On adoption, Ward said regulatory approval alone was not enough. Health systems must also know how to deliver these therapies safely, efficiently and at reasonable costs. He pointed to efforts, particularly in the USA, to move some aspects of administration away from the most resource-intensive hospital settings and into community-based environments where they proved to be appropriate. Indeed, more creative payment models, to allow for arrangements where cost could be spread over time, may also be necessary.

Ward also outlined how the Cell and Gene Therapy Catapult has tried to support earlier-stage innovation. Many promising programmes fail to attract capital, he said, not because the science is weak but because its surrounding package is incomplete. Investors expect to see more than the compelling biological idea. They also want a credible development plan, a route to manufacture, evidence that key risks have been addressed and a realistic strategy for marketing authorisation regulatory approval and, hence, commercialisation.

He presented the UK’s clinical infrastructure as one of the country’s strongest advantages. Ward highlighted the Advanced Therapy Treatment Centres network as a national asset that brings together individual centres of excellence, supports standardisation and provides an entry point for companies that wish to run trials or deploy products in the UK. He said trial activity in the country has continued to rise and noted that a large proportion of studies are now commercially sponsored.

Manufacturing remained one of the clearest bottlenecks. Ward argued that current capacity still falls well short of the number of eligible patients, especially for autologous products such as chimeric antigen receptor T-cell therapies.

Scale, in his view, will not come without far greater use of automation and digitisation. These tools matter not only because they can lower cost but because they can improve reproducibility, reduce failure and create more robust processes. Yet adoption remains difficult, particularly for small- and medium-sized companies, because of uncertainty around return on investment, lack of in-house expertise, legacy data systems and limited consensus around data standards.

To address those problems, Ward said the Catapult as an organisation has worked on developing digital infrastructure, data connectivity and cross-sector collaboration.

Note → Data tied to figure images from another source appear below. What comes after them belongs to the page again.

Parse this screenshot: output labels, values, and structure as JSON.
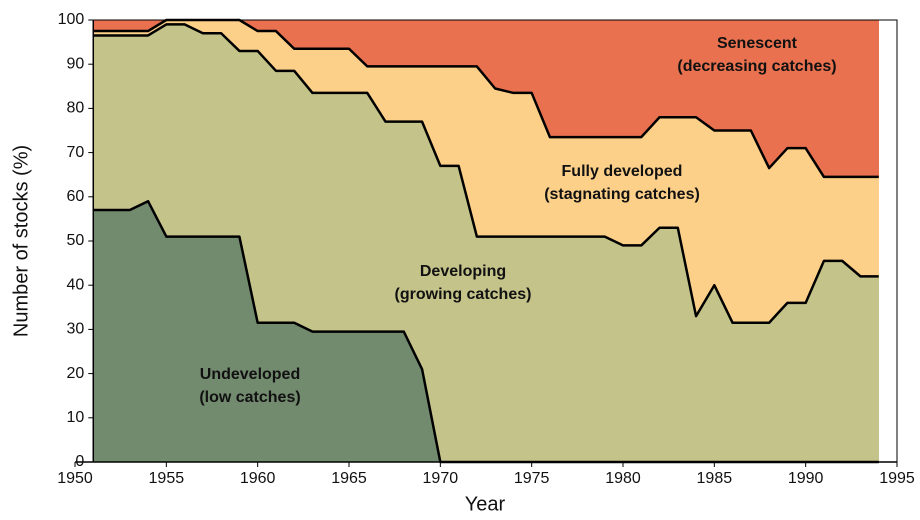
{
  "chart_data": {
    "type": "stacked_area",
    "xlabel": "Year",
    "ylabel": "Number of stocks (%)",
    "x": [
      1951,
      1952,
      1953,
      1954,
      1955,
      1956,
      1957,
      1958,
      1959,
      1960,
      1961,
      1962,
      1963,
      1964,
      1965,
      1966,
      1967,
      1968,
      1969,
      1970,
      1971,
      1972,
      1973,
      1974,
      1975,
      1976,
      1977,
      1978,
      1979,
      1980,
      1981,
      1982,
      1983,
      1984,
      1985,
      1986,
      1987,
      1988,
      1989,
      1990,
      1991,
      1992,
      1993,
      1994
    ],
    "xlim": [
      1950,
      1995
    ],
    "xticks": [
      1950,
      1955,
      1960,
      1965,
      1970,
      1975,
      1980,
      1985,
      1990,
      1995
    ],
    "ylim": [
      0,
      100
    ],
    "yticks": [
      0,
      10,
      20,
      30,
      40,
      50,
      60,
      70,
      80,
      90,
      100
    ],
    "series": [
      {
        "name": "Undeveloped",
        "description": "(low catches)",
        "color": "#728a6e",
        "values": [
          57,
          57,
          57,
          59,
          51,
          51,
          51,
          51,
          51,
          31.5,
          31.5,
          31.5,
          29.5,
          29.5,
          29.5,
          29.5,
          29.5,
          29.5,
          21,
          0,
          0,
          0,
          0,
          0,
          0,
          0,
          0,
          0,
          0,
          0,
          0,
          0,
          0,
          0,
          0,
          0,
          0,
          0,
          0,
          0,
          0,
          0,
          0,
          0
        ]
      },
      {
        "name": "Developing",
        "description": "(growing catches)",
        "color": "#c4c38a",
        "values": [
          39.5,
          39.5,
          39.5,
          37.5,
          48,
          48,
          46,
          46,
          42,
          61.5,
          57,
          57,
          54,
          54,
          54,
          54,
          47.5,
          47.5,
          56,
          67,
          67,
          51,
          51,
          51,
          51,
          51,
          51,
          51,
          51,
          49,
          49,
          53,
          53,
          33,
          40,
          31.5,
          31.5,
          31.5,
          36,
          36,
          45.5,
          45.5,
          42,
          42
        ]
      },
      {
        "name": "Fully developed",
        "description": "(stagnating catches)",
        "color": "#fdd08a",
        "values": [
          1,
          1,
          1,
          1,
          1,
          1,
          3,
          3,
          7,
          4.5,
          9,
          5,
          10,
          10,
          10,
          6,
          12.5,
          12.5,
          12.5,
          22.5,
          22.5,
          38.5,
          33.5,
          32.5,
          32.5,
          22.5,
          22.5,
          22.5,
          22.5,
          24.5,
          24.5,
          25,
          25,
          45,
          35,
          43.5,
          43.5,
          35,
          35,
          35,
          19,
          19,
          22.5,
          22.5
        ]
      },
      {
        "name": "Senescent",
        "description": "(decreasing catches)",
        "color": "#e9714f",
        "values": [
          2.5,
          2.5,
          2.5,
          2.5,
          0,
          0,
          0,
          0,
          0,
          2.5,
          2.5,
          6.5,
          6.5,
          6.5,
          6.5,
          10.5,
          10.5,
          10.5,
          10.5,
          10.5,
          10.5,
          10.5,
          15.5,
          16.5,
          16.5,
          26.5,
          26.5,
          26.5,
          26.5,
          26.5,
          26.5,
          22,
          22,
          22,
          25,
          25,
          25,
          33.5,
          29,
          29,
          35.5,
          35.5,
          35.5,
          35.5
        ]
      }
    ]
  }
}
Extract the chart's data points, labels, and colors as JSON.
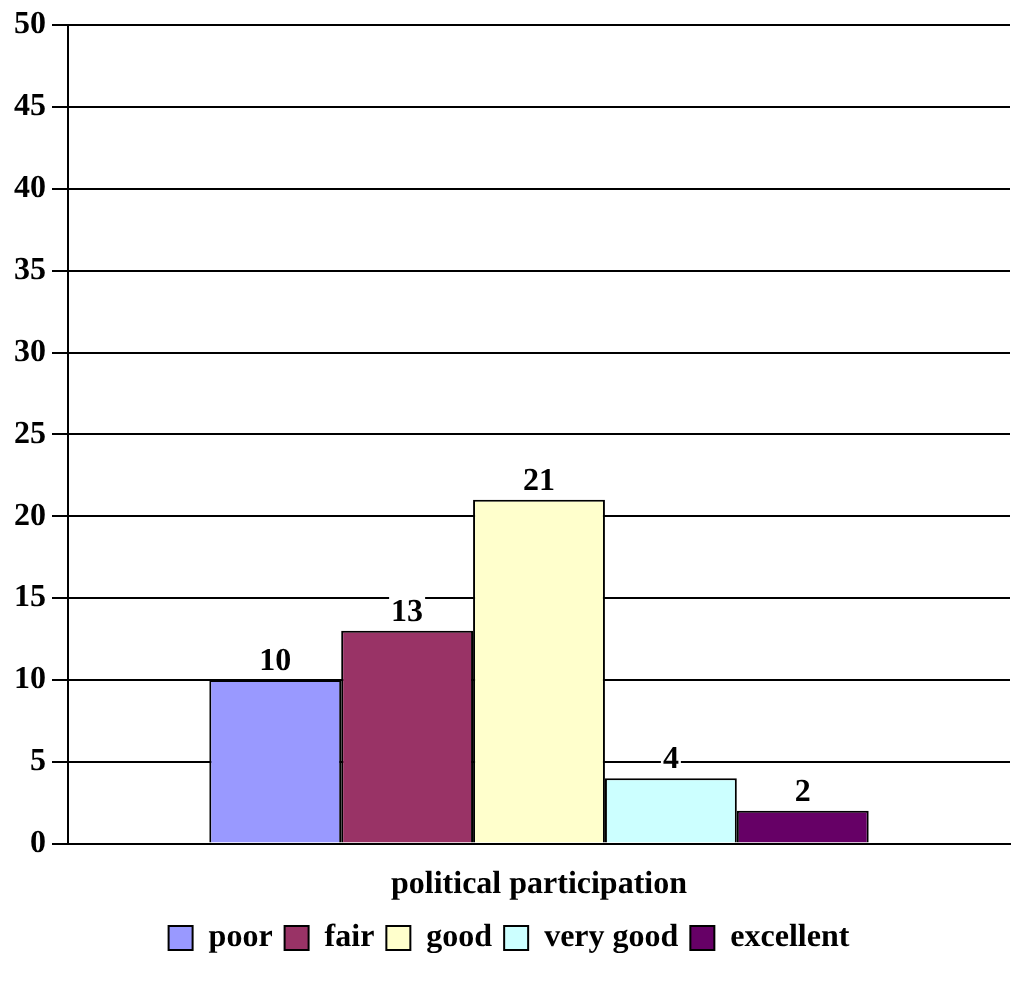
{
  "chart_data": {
    "type": "bar",
    "categories": [
      "political participation"
    ],
    "series": [
      {
        "name": "poor",
        "color": "#9999ff",
        "values": [
          10
        ]
      },
      {
        "name": "fair",
        "color": "#993366",
        "values": [
          13
        ]
      },
      {
        "name": "good",
        "color": "#ffffcc",
        "values": [
          21
        ]
      },
      {
        "name": "very good",
        "color": "#ccffff",
        "values": [
          4
        ]
      },
      {
        "name": "excellent",
        "color": "#660066",
        "values": [
          2
        ]
      }
    ],
    "ylim": [
      0,
      50
    ],
    "yticks": [
      0,
      5,
      10,
      15,
      20,
      25,
      30,
      35,
      40,
      45,
      50
    ],
    "grid": "y",
    "legend": "bottom",
    "data_labels": true
  }
}
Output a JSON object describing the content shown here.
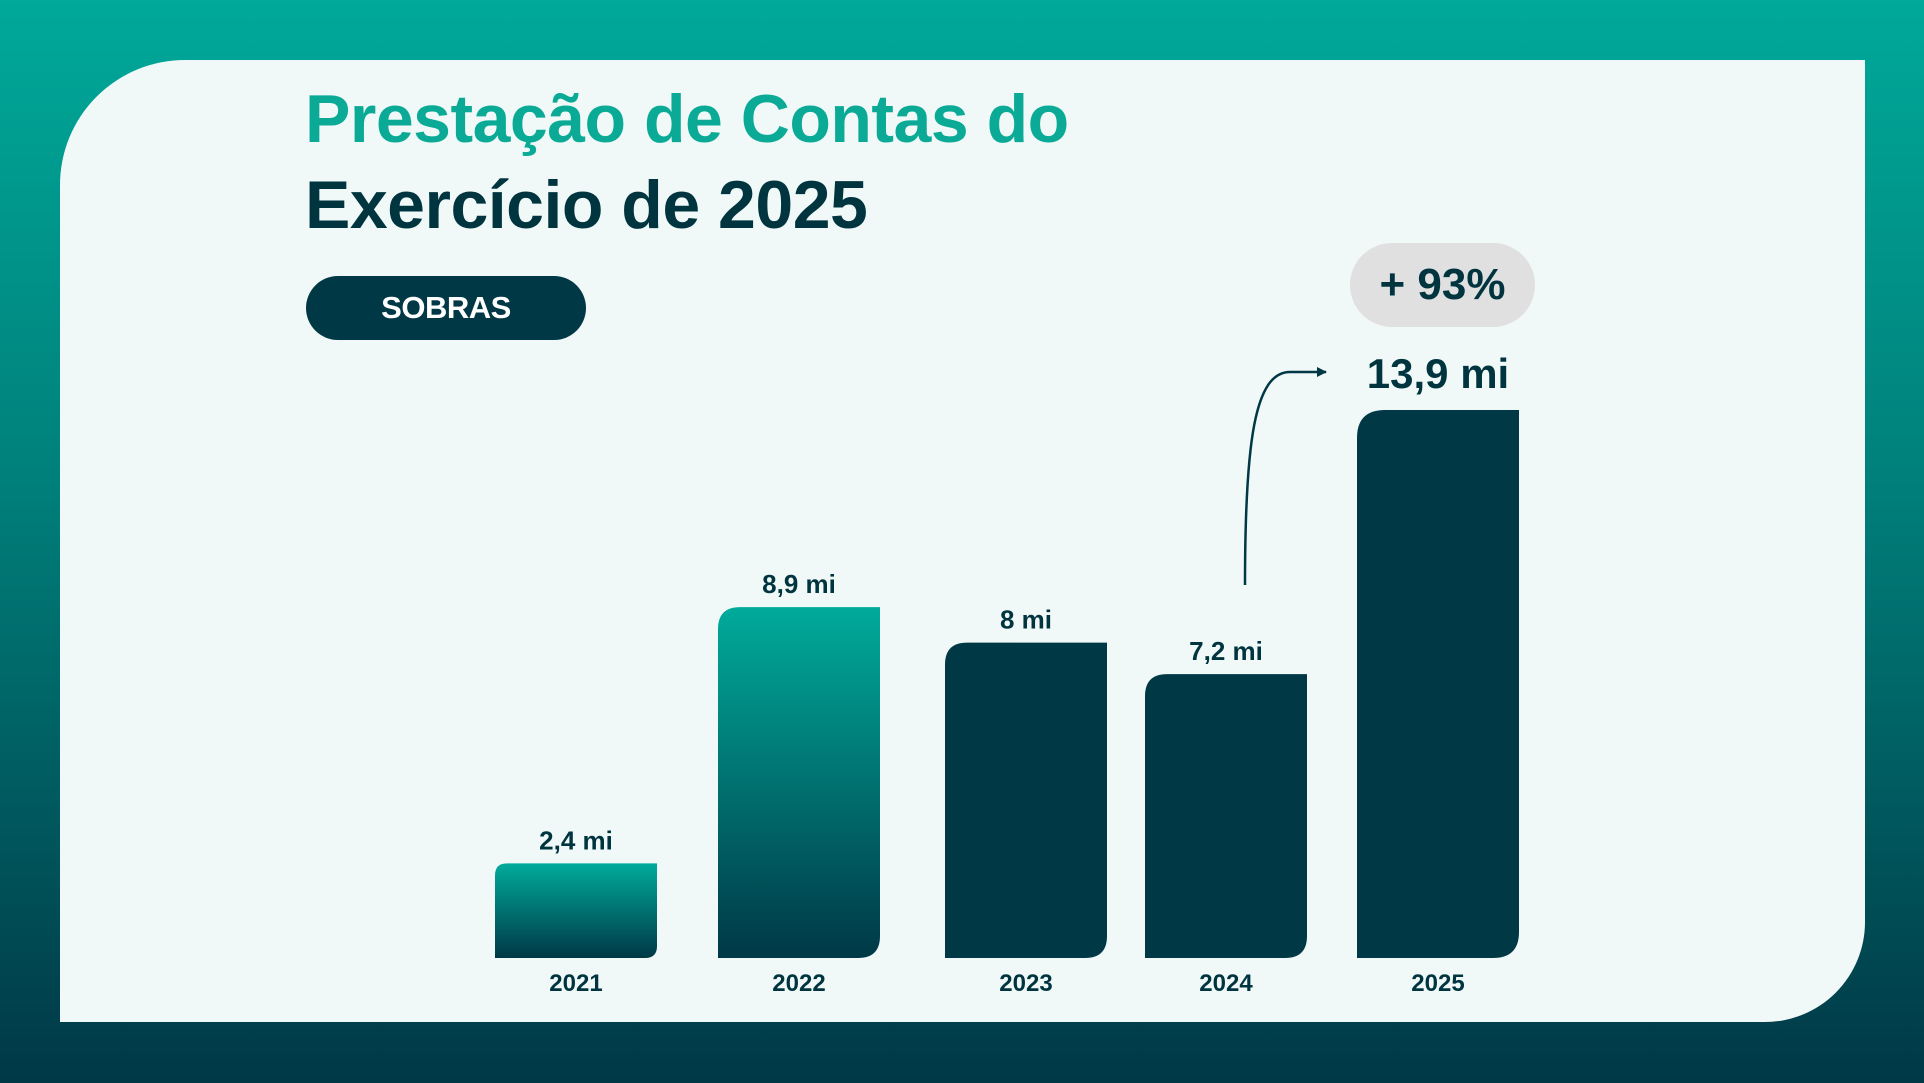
{
  "title_line1": "Prestação de Contas do",
  "title_line2": "Exercício de 2025",
  "tag": "SOBRAS",
  "growth_badge": "+ 93%",
  "colors": {
    "teal": "#00a99a",
    "dark": "#003846",
    "text_dark": "#003540",
    "card_bg": "#f1f9f8",
    "badge_bg": "#e0e0e0"
  },
  "chart_data": {
    "type": "bar",
    "title": "Sobras",
    "xlabel": "",
    "ylabel": "",
    "ylim": [
      0,
      13.9
    ],
    "grid": false,
    "categories": [
      "2021",
      "2022",
      "2023",
      "2024",
      "2025"
    ],
    "values": [
      2.4,
      8.9,
      8,
      7.2,
      13.9
    ],
    "value_labels": [
      "2,4 mi",
      "8,9 mi",
      "8 mi",
      "7,2 mi",
      "13,9 mi"
    ],
    "bar_styles": [
      "gradient",
      "gradient",
      "dark",
      "dark",
      "dark"
    ],
    "annotation": {
      "text": "+ 93%",
      "from": "2024",
      "to": "2025"
    }
  }
}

He cited tools such as electronic batch record systems and process analytical technologies that can reduce error rates, shorten quality review times and give manufacturers more immediate control over production. He also stressed that automation must be shown to form part of a long-term manufacturing strategy.

“CGT are here to stay,” said Ward, as he closed on a note of cautious optimism. He argued that the UK retained notable strengths in research, clinical delivery, regulation and national coordination. And it remained well placed to lead if it could sustain confidence and act collectively. Funding remains difficult, manufacturing remains constrained and adoption remains uneven.

Yet his broader message was that the foundations have been laid. The scientific case has strengthened, the delivery infrastructure has matured and the sector has continued to move closer to routine use. For Ward, the task now is not to prove that CGT matters, but to build the industrial, financial and clinical systems that can allow it to fulfil its promise.